Kinematic selection of the viscous stress in relativistic dissipative hydrodynamics

Abstract

All standard formulations of relativistic dissipative hydrodynamics, from Eckart through Israel-Stewart to the recent BDNK framework, assume that the viscous stress depends on the shear tensor σαβ and the expansion scalar θ but not on the vorticity ωαβ or the acceleration aα. We derive this structure from a Lagrangian kinematic construction on Lorentzian spacetimes, extending a recent result on Riemannian manifolds. The spatial strain rate, constructed from the rate of change of spatial inner products of Lie-dragged connecting vectors, is the spatially projected Lie derivative of the projected metric hαβ = gαβ + uαuβ. The acceleration terms drop out exactly under spatial projection, and the vorticity cancels by symmetry.

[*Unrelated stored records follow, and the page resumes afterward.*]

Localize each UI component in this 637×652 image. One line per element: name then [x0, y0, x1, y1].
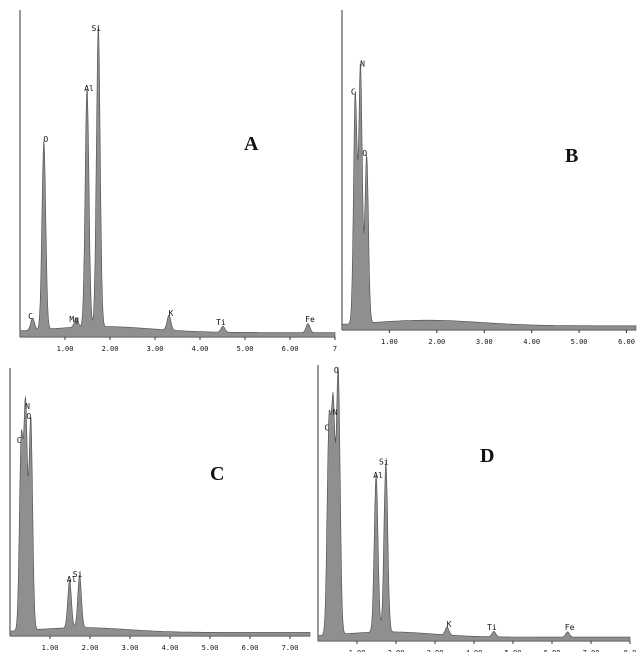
peak-label: N: [360, 59, 365, 68]
peak-label: O: [334, 366, 339, 375]
x-tick-label: 7: [333, 345, 337, 353]
peak-label: C: [17, 436, 22, 445]
peak-label: O: [26, 412, 31, 421]
peak-label: Si: [91, 24, 101, 33]
x-tick-label: 5.00: [237, 345, 254, 353]
x-tick-label: 2.00: [428, 338, 445, 346]
x-tick-label: 3.00: [147, 345, 164, 353]
x-tick-label: 3.00: [476, 338, 493, 346]
peak-label: N: [333, 408, 338, 417]
peak-label: K: [169, 309, 174, 318]
peak-label: Fe: [565, 623, 575, 632]
peak-label: N: [25, 402, 30, 411]
x-tick-label: 6.00: [618, 338, 635, 346]
panel-b: C N O 1.00 2.00 3.00 4.00 5.00 6.00 B: [341, 10, 637, 346]
spectrum-area: [341, 63, 637, 331]
peak-label: Ti: [216, 318, 226, 327]
panel-label: A: [244, 133, 259, 155]
x-tick-label: 4.00: [466, 649, 483, 652]
x-tick-label: 1.00: [349, 649, 366, 652]
x-tick-label: 6.00: [544, 649, 561, 652]
panel-label: B: [565, 145, 578, 167]
x-tick-label: 8.0: [624, 649, 637, 652]
x-tick-label: 5.00: [202, 644, 219, 652]
x-tick-label: 2.00: [102, 345, 119, 353]
x-tick-label: 1.00: [42, 644, 59, 652]
peak-label: Ti: [487, 623, 497, 632]
panel-a: C O Mg Al Si K Ti Fe 1.00 2.00 3.00 4.00 5.00 6.00 7 A: [19, 10, 337, 353]
x-tick-label: 2.00: [388, 649, 405, 652]
x-tick-label: 4.00: [192, 345, 209, 353]
peak-label: C: [351, 87, 356, 96]
peak-label: C: [325, 424, 330, 433]
spectrum-area: [317, 367, 631, 642]
peak-label: Al: [373, 471, 383, 480]
x-tick-label: 1.00: [381, 338, 398, 346]
peak-label: O: [43, 135, 48, 144]
x-tick-label: 3.00: [122, 644, 139, 652]
x-tick-label: 4.00: [162, 644, 179, 652]
x-tick-label: 7.00: [583, 649, 600, 652]
x-tick-label: 4.00: [523, 338, 540, 346]
x-tick-label: 2.00: [82, 644, 99, 652]
x-tick-label: 6.00: [282, 345, 299, 353]
panel-label: C: [210, 463, 224, 485]
panel-d: CN O Al Si K Ti Fe 1.00 2.00 3.00 4.00 5.00 6.00 7.00…: [317, 365, 637, 652]
panel-label: D: [480, 445, 494, 467]
x-tick-label: 6.00: [242, 644, 259, 652]
x-tick-label: 5.00: [571, 338, 588, 346]
peak-label: Si: [73, 570, 83, 579]
x-tick-label: 1.00: [57, 345, 74, 353]
peak-label: Al: [67, 575, 77, 584]
x-tick-label: 3.00: [427, 649, 444, 652]
peak-label: Si: [379, 458, 389, 467]
spectrum-area: [9, 396, 311, 637]
peak-label: O: [362, 149, 367, 158]
spectrum-area: [19, 27, 336, 338]
x-tick-label: 7.00: [282, 644, 299, 652]
peak-label: Mg: [69, 315, 79, 324]
peak-label: K: [447, 620, 452, 629]
peak-label: C: [28, 312, 33, 321]
x-tick-label: 5.00: [505, 649, 522, 652]
peak-label: Al: [84, 84, 94, 93]
peak-label: Fe: [305, 315, 315, 324]
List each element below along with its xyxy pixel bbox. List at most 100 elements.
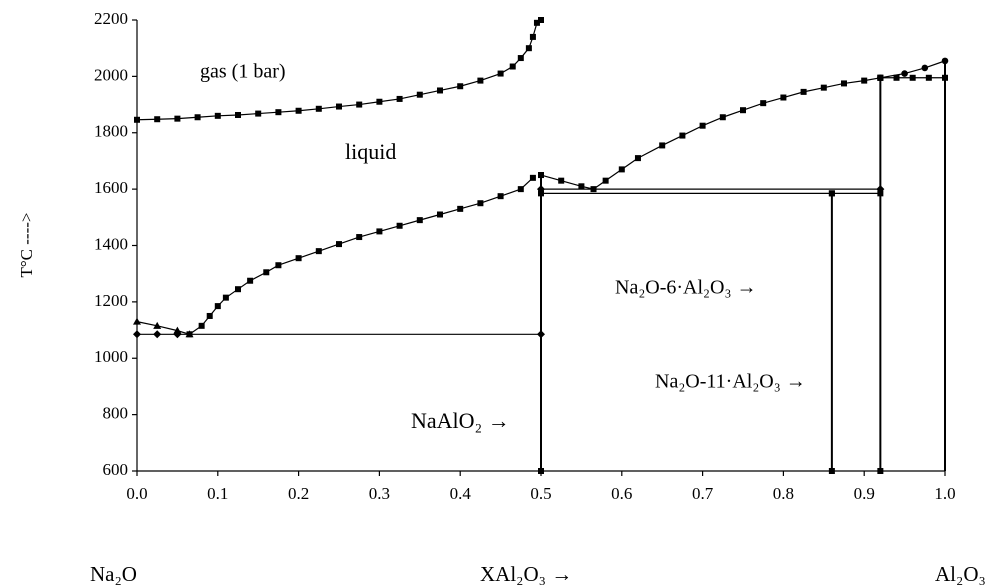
annotation: Na₂O-11·Al₂O₃ → (655, 371, 806, 393)
point (901, 70, 908, 77)
point (437, 87, 443, 94)
point (477, 77, 484, 84)
point (679, 132, 686, 139)
point (235, 111, 241, 118)
point (457, 205, 464, 212)
point (497, 193, 504, 200)
point (315, 248, 322, 255)
point (800, 88, 807, 95)
x-tick-label: 0.6 (611, 484, 632, 503)
point (828, 190, 835, 197)
point (921, 64, 929, 72)
point (263, 269, 270, 276)
point (517, 55, 524, 62)
x-tick-label: 0.7 (692, 484, 714, 503)
x-tick-label: 0.1 (207, 484, 228, 503)
point (174, 115, 181, 122)
point (154, 116, 161, 123)
point (198, 322, 205, 329)
point (356, 101, 363, 108)
point (173, 326, 182, 334)
point (235, 286, 241, 293)
point (477, 200, 484, 207)
point (315, 105, 322, 112)
point (909, 74, 916, 81)
point (214, 112, 221, 119)
point (841, 80, 847, 87)
x-tick-label: 0.3 (369, 484, 390, 503)
y-tick-label: 2200 (94, 9, 128, 28)
point (699, 122, 706, 129)
point (133, 317, 141, 325)
curve (880, 60, 946, 79)
point (877, 74, 884, 81)
point (719, 114, 726, 121)
point (206, 312, 213, 319)
point (877, 468, 884, 474)
point (538, 172, 544, 179)
point (134, 116, 140, 123)
point (295, 107, 302, 114)
point (634, 155, 641, 162)
x-tick-label: 0.4 (450, 484, 472, 503)
point (602, 177, 609, 184)
y-tick-label: 1600 (94, 178, 128, 197)
point (396, 95, 403, 102)
point (558, 177, 565, 184)
y-tick-label: 2000 (94, 65, 128, 84)
annotation: liquid (345, 139, 396, 164)
point (376, 228, 383, 235)
point (247, 277, 254, 284)
point (275, 109, 282, 116)
point (437, 211, 443, 218)
point (336, 241, 342, 248)
point (275, 262, 282, 269)
point (525, 45, 532, 52)
x-tick-label: 0.9 (854, 484, 875, 503)
annotation: XAl₂O₃ → (480, 562, 572, 586)
point (529, 174, 536, 181)
point (861, 77, 868, 84)
point (740, 107, 746, 114)
point (214, 303, 221, 310)
y-axis-label: T°C ----> (17, 212, 36, 277)
point (618, 166, 625, 173)
point (336, 103, 342, 110)
point (828, 468, 835, 474)
point (222, 294, 229, 301)
point (194, 114, 201, 121)
y-tick-label: 1000 (94, 347, 128, 366)
annotation: Na₂O (90, 562, 137, 586)
y-tick-label: 800 (103, 404, 129, 423)
x-tick-label: 1.0 (934, 484, 955, 503)
point (925, 74, 932, 81)
point (893, 74, 900, 81)
y-tick-label: 600 (103, 460, 129, 479)
annotation: NaAlO₂ → (411, 408, 510, 433)
point (255, 110, 262, 117)
point (517, 186, 524, 193)
point (578, 183, 585, 190)
annotation: gas (1 bar) (200, 61, 286, 83)
point (820, 84, 827, 91)
point (416, 217, 423, 224)
point (529, 33, 536, 40)
x-tick-label: 0.0 (126, 484, 147, 503)
curve (540, 77, 881, 190)
point (356, 234, 363, 241)
point (396, 222, 403, 229)
y-tick-label: 1800 (94, 122, 128, 141)
point (153, 330, 162, 339)
point (295, 255, 302, 262)
point (416, 91, 423, 98)
point (780, 94, 787, 101)
point (376, 98, 383, 105)
annotation: Al₂O₃ (935, 562, 986, 586)
point (457, 83, 464, 90)
point (538, 17, 544, 23)
point (153, 321, 162, 329)
annotation: Na₂O-6·Al₂O₃ → (615, 277, 756, 299)
point (533, 19, 540, 26)
point (497, 70, 504, 77)
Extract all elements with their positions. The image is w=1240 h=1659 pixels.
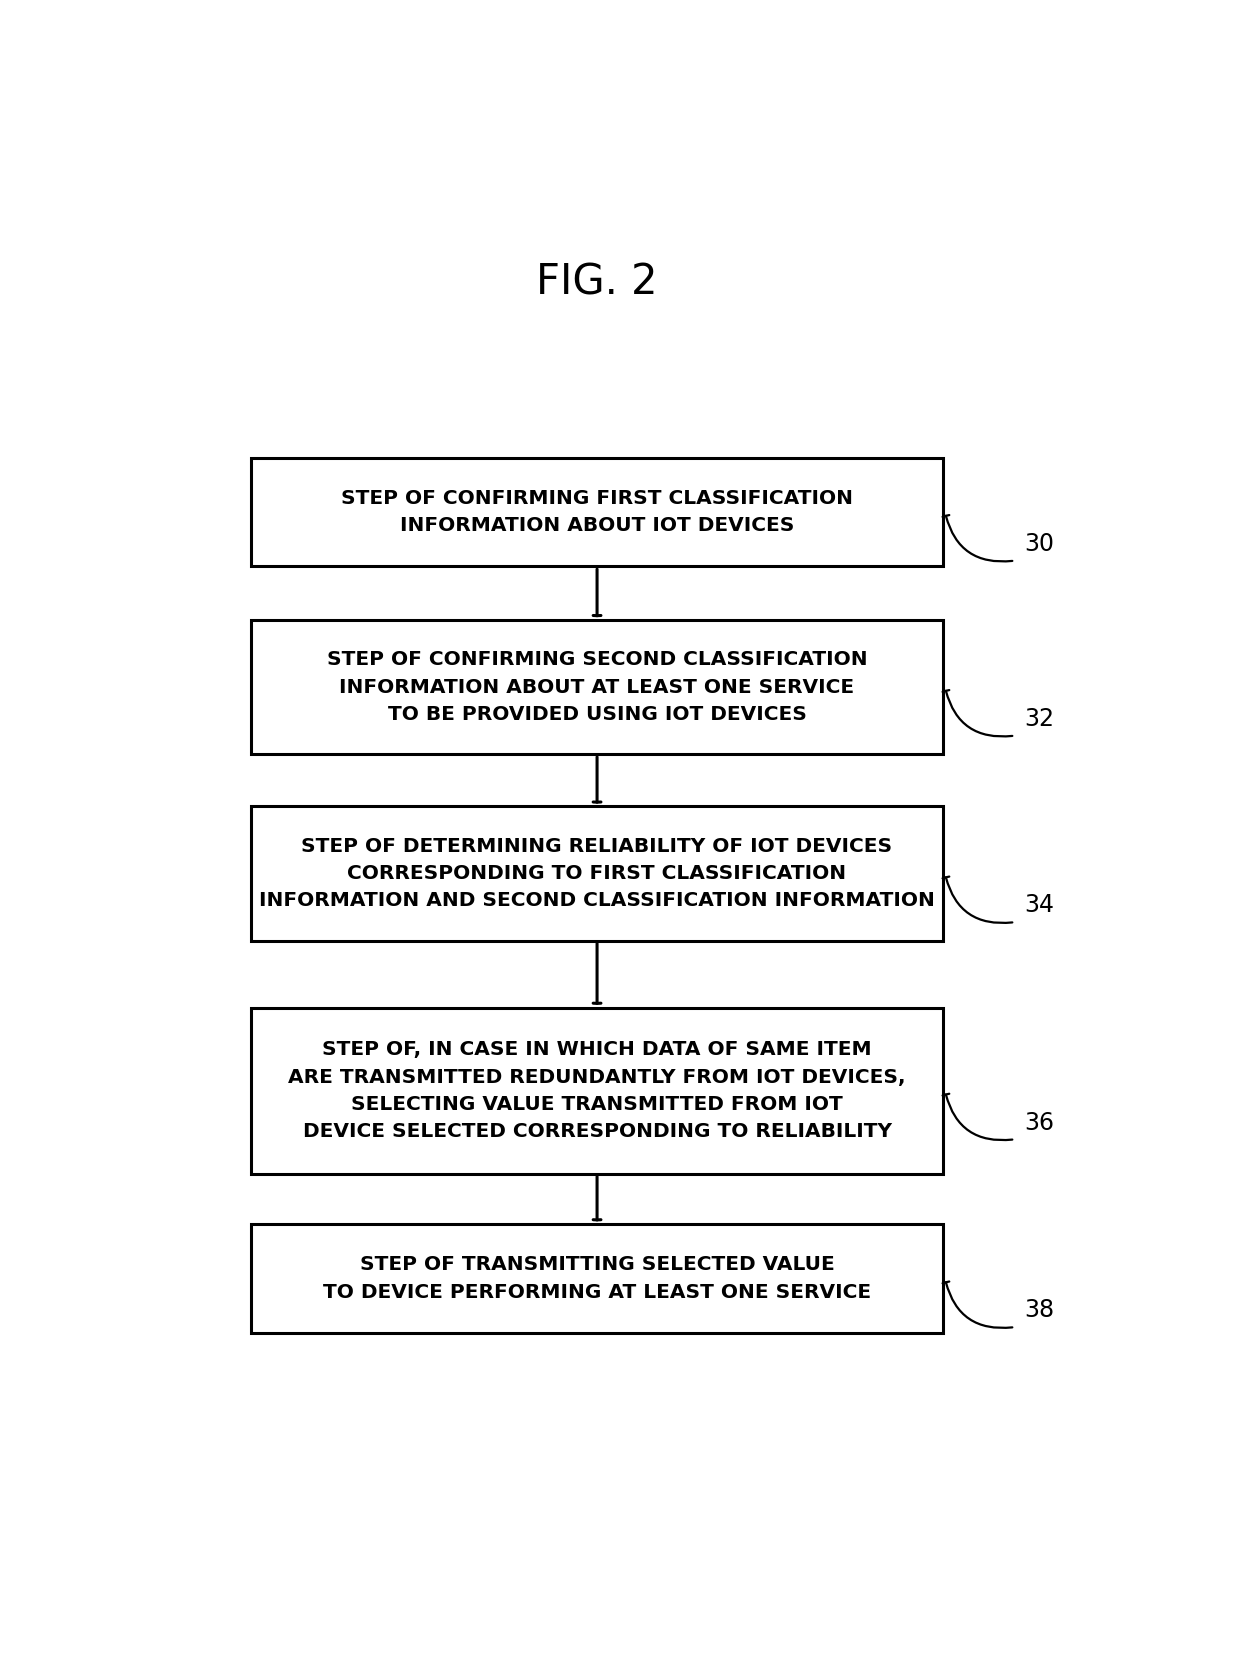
Text: FIG. 2: FIG. 2 xyxy=(537,260,657,304)
Text: STEP OF CONFIRMING FIRST CLASSIFICATION
INFORMATION ABOUT IOT DEVICES: STEP OF CONFIRMING FIRST CLASSIFICATION … xyxy=(341,489,853,536)
Text: STEP OF, IN CASE IN WHICH DATA OF SAME ITEM
ARE TRANSMITTED REDUNDANTLY FROM IOT: STEP OF, IN CASE IN WHICH DATA OF SAME I… xyxy=(289,1040,905,1141)
Text: STEP OF TRANSMITTING SELECTED VALUE
TO DEVICE PERFORMING AT LEAST ONE SERVICE: STEP OF TRANSMITTING SELECTED VALUE TO D… xyxy=(322,1256,872,1302)
Text: 32: 32 xyxy=(1024,707,1055,732)
Text: STEP OF DETERMINING RELIABILITY OF IOT DEVICES
CORRESPONDING TO FIRST CLASSIFICA: STEP OF DETERMINING RELIABILITY OF IOT D… xyxy=(259,836,935,911)
Bar xyxy=(250,458,942,566)
Bar xyxy=(250,620,942,755)
Text: 34: 34 xyxy=(1024,894,1055,917)
Text: 36: 36 xyxy=(1024,1110,1055,1135)
Bar xyxy=(250,1007,942,1175)
Text: STEP OF CONFIRMING SECOND CLASSIFICATION
INFORMATION ABOUT AT LEAST ONE SERVICE
: STEP OF CONFIRMING SECOND CLASSIFICATION… xyxy=(327,650,867,723)
Bar xyxy=(250,1224,942,1332)
Text: 30: 30 xyxy=(1024,533,1055,556)
Text: 38: 38 xyxy=(1024,1299,1055,1322)
Bar xyxy=(250,806,942,941)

We show that material frame-indifference fails for generic Killing perturbations by an amount δhαβ = +ε(ξαaβ+ ξβaα) proportional to the acceleration, and is restored only for flow-preserving isometries. We prove that the non-relativistic limit of the BDNK equations gives the deformation Laplacian universally in the viscous sector, with the BDNK parameter dependence identified by Hegade K R, Ripley, and Yunes arising entirely from the thermal (heat-flux) sector. As an application, we derive the Weinberg gravitational-wave damping formula directly from the kinematic strain rate in a perturbed FRW spacetime.